Он пристально посмотрел на Диану, стараясь угадать, отчего она так разоткровенничалась, но Диана отвернулась и, скрестив руки на груди и опустив голову, пошла в противоположный конец комнаты. Дойдя до стены, она несколько раз ударила ногой по плинтусу и медленно повернулась лицом к Цю.
— Что с тобой было?
— Воспаление железок.
Цю недоверчиво фыркнул.
— А теперь — правду!
— Я часто задавала себе вопрос, почему мама не спросила меня так же прямо, как это только что сделал ты. — Диана вздохнула. — Не хочет знать, наверное, боится.
— Расскажи, — ласково попросил Цю. — Дальше меня это не пойдет.
— Мне хочется кому-нибудь рассказать.
— И на том спасибо!
— Не надо так. Это ведь нелегко. Не забывай, что в последнюю нашу встречу ты угрожал мне пистолетом.
Цю отвернулся.
— Но это было два года назад, — продолжала Диана.
— С тех пор ты оттаял.
— Разве?
— Да. Впрочем, для меня сейчас все оттаяли. Острые углы сгладились. Раньше такого не было. Я привыкла, взглянув на человека, сразу же понимать, что он собой представляет. А теперь…
— Что теперь?..
— Ты мне даже не особенно нравишься, — сказала Диана после паузы. — Но рассказать я хочу именно тебе.
Она в рассеянности подошла к окну и прижалась лбом к стеклу.
— Это как-то связано с любовью? — мягко спросил Цю. — Мы оба знаем, почему ты хочешь рассказать именно мне. Потому что я…
— Ты беспристрастный. И не похож на других. Верно. — Диана кивнула в сторону лужайки. — Вон тот сорт шоколада, от которого я больна… господин Мишлен Мэн.
Цю озадаченно проследил за ее взглядом, но увидел только A-Боя, который все еще бродил по берегу, волоча за собой сеть. Наконец он понял.
— У тебя был ребенок, — пробормотал Цю. — Ты потеряла ребенка.
— Нет, я сделала аборт. — Диана расправила плечи, и в этом характерном для нее движении чувствовался вызов. Она сразу превратилась в решительную деловую женщину, которая знает себе цену. Она вдруг стала как-то старше. — Пожалуйста, не называй это ребенком. Вспомни Конфуция: «Неверное имя, то есть название, приводит к неверным поступкам». Или что-то в этом роде.
— Прости.
Она взглянула на Цю и поняла, что он извинился не за неправильно найденное слово.

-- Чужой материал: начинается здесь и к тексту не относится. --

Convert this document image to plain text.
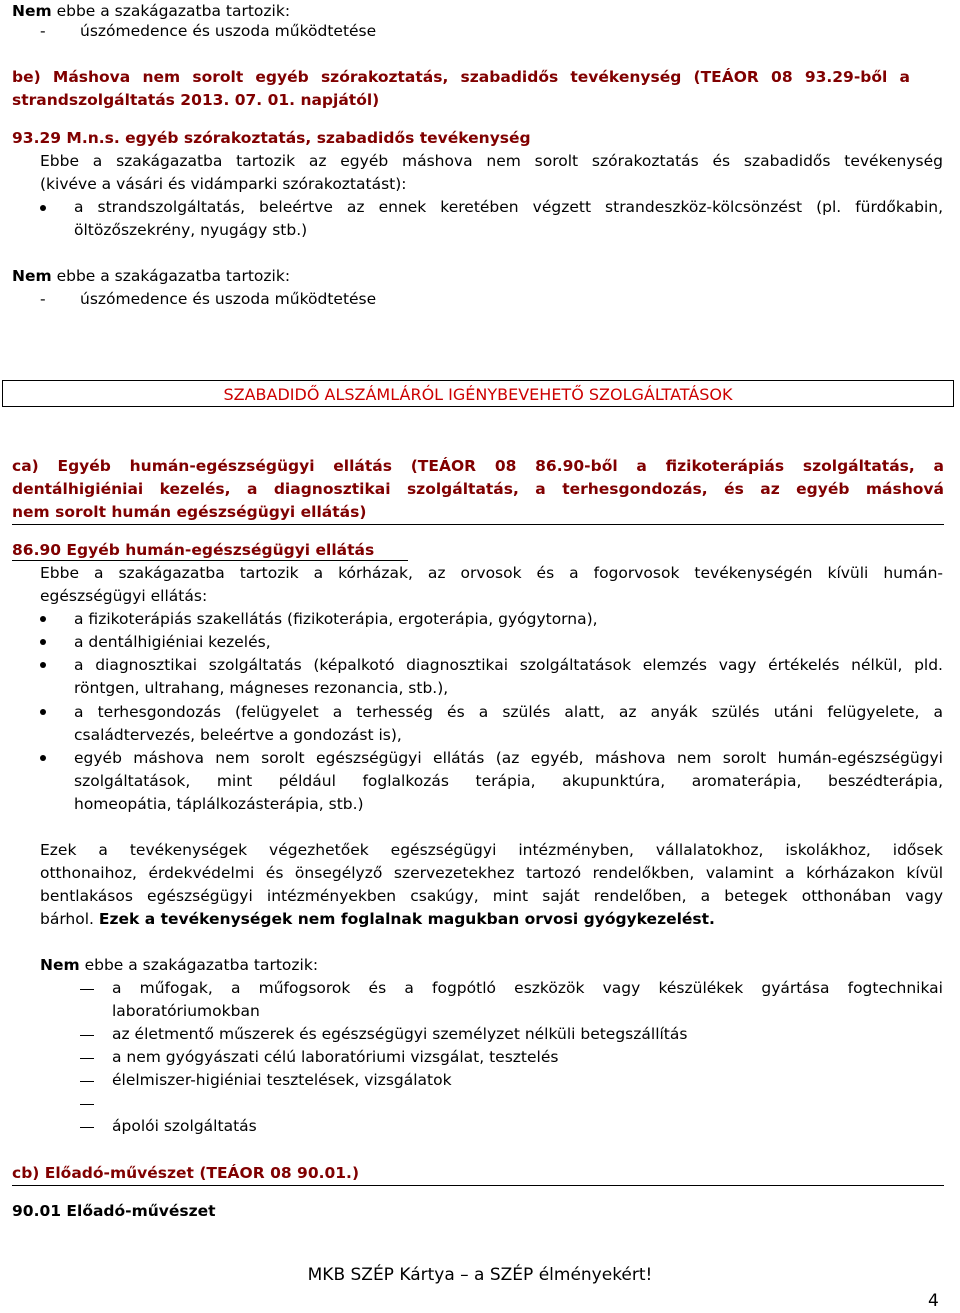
Nem ebbe a szakágazatba tartozik:
- úszómedence és uszoda működtetése
be) Máshova nem sorolt egyéb szórakoztatás, szabadidős tevékenység (TEÁOR 08 93.29-ből a
strandszolgáltatás 2013. 07. 01. napjától)
93.29 M.n.s. egyéb szórakoztatás, szabadidős tevékenység
Ebbe a szakágazatba tartozik az egyéb máshova nem sorolt szórakoztatás és szabadidős tevékenység
(kivéve a vásári és vidámparki szórakoztatást):
a strandszolgáltatás, beleértve az ennek keretében végzett strandeszköz-kölcsönzést (pl. fürdőkabin,
öltözőszekrény, nyugágy stb.)
Nem ebbe a szakágazatba tartozik:
- úszómedence és uszoda működtetése
SZABADIDŐ ALSZÁMLÁRÓL IGÉNYBEVEHETŐ SZOLGÁLTATÁSOK
ca) Egyéb humán-egészségügyi ellátás (TEÁOR 08 86.90-ből a fizikoterápiás szolgáltatás, a
dentálhigiéniai kezelés, a diagnosztikai szolgáltatás, a terhesgondozás, és az egyéb máshová
nem sorolt humán egészségügyi ellátás)
86.90 Egyéb humán-egészségügyi ellátás
Ebbe a szakágazatba tartozik a kórházak, az orvosok és a fogorvosok tevékenységén kívüli humán-
egészségügyi ellátás:
a fizikoterápiás szakellátás (fizikoterápia, ergoterápia, gyógytorna),
a dentálhigiéniai kezelés,
a diagnosztikai szolgáltatás (képalkotó diagnosztikai szolgáltatások elemzés vagy értékelés nélkül, pld.
röntgen, ultrahang, mágneses rezonancia, stb.),
a terhesgondozás (felügyelet a terhesség és a szülés alatt, az anyák szülés utáni felügyelete, a
családtervezés, beleértve a gondozást is),
egyéb máshova nem sorolt egészségügyi ellátás (az egyéb, máshova nem sorolt humán-egészségügyi
szolgáltatások, mint például foglalkozás terápia, akupunktúra, aromaterápia, beszédterápia,
homeopátia, táplálkozásterápia, stb.)
Ezek a tevékenységek végezhetőek egészségügyi intézményben, vállalatokhoz, iskolákhoz, idősek
otthonaihoz, érdekvédelmi és önsegélyző szervezetekhez tartozó rendelőkben, valamint a kórházakon kívül
bentlakásos egészségügyi intézményekben csakúgy, mint saját rendelőben, a betegek otthonában vagy
bárhol. Ezek a tevékenységek nem foglalnak magukban orvosi gyógykezelést.
Nem ebbe a szakágazatba tartozik:
a műfogak, a műfogsorok és a fogpótló eszközök vagy készülékek gyártása fogtechnikai
laboratóriumokban
az életmentő műszerek és egészségügyi személyzet nélküli betegszállítás
a nem gyógyászati célú laboratóriumi vizsgálat, tesztelés
élelmiszer-higiéniai tesztelések, vizsgálatok
ápolói szolgáltatás
cb) Előadó-művészet (TEÁOR 08 90.01.)
90.01 Előadó-művészet
MKB SZÉP Kártya – a SZÉP élményekért!
4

— Не знаю, почему я говорю тебе. Больше никому об этом не известно. Даже маме. Ей в особенности.
То, что сделал потом Цю, было настолько на него не похоже, что удивленная Диана не нашла в себе силы протестовать или сопротивляться. Он поднес ее руку к губам и поцеловал, а потом подвел ее к плетеному креслу и усадил туда, словно некую драгоценность. И Диана, поняв, что в этот момент она действительно казалась ему драгоценной, заплакала.
— Зачем ты сделал это? — спросила она, утирая слезы.
— Не знаю.
— Нет, знаешь.
— Ну… дети… извини, я не могу найти подходящее слово, дети — не для тебя, а для меня — это боль. Они несут с собой боль.
— Не только дети, но и зародыши.
Цю сел на пол и положил руки на колени.
— Так что же все-таки случилось?
— Ничего особенного. — Диана теребила мокрый носовой платок. — У меня была связь с одним американцем. Американцем, который жил в Лондоне и у которого есть жена.
— Понимаю.
— Какой умный ответ. Так что же именно ты понимаешь?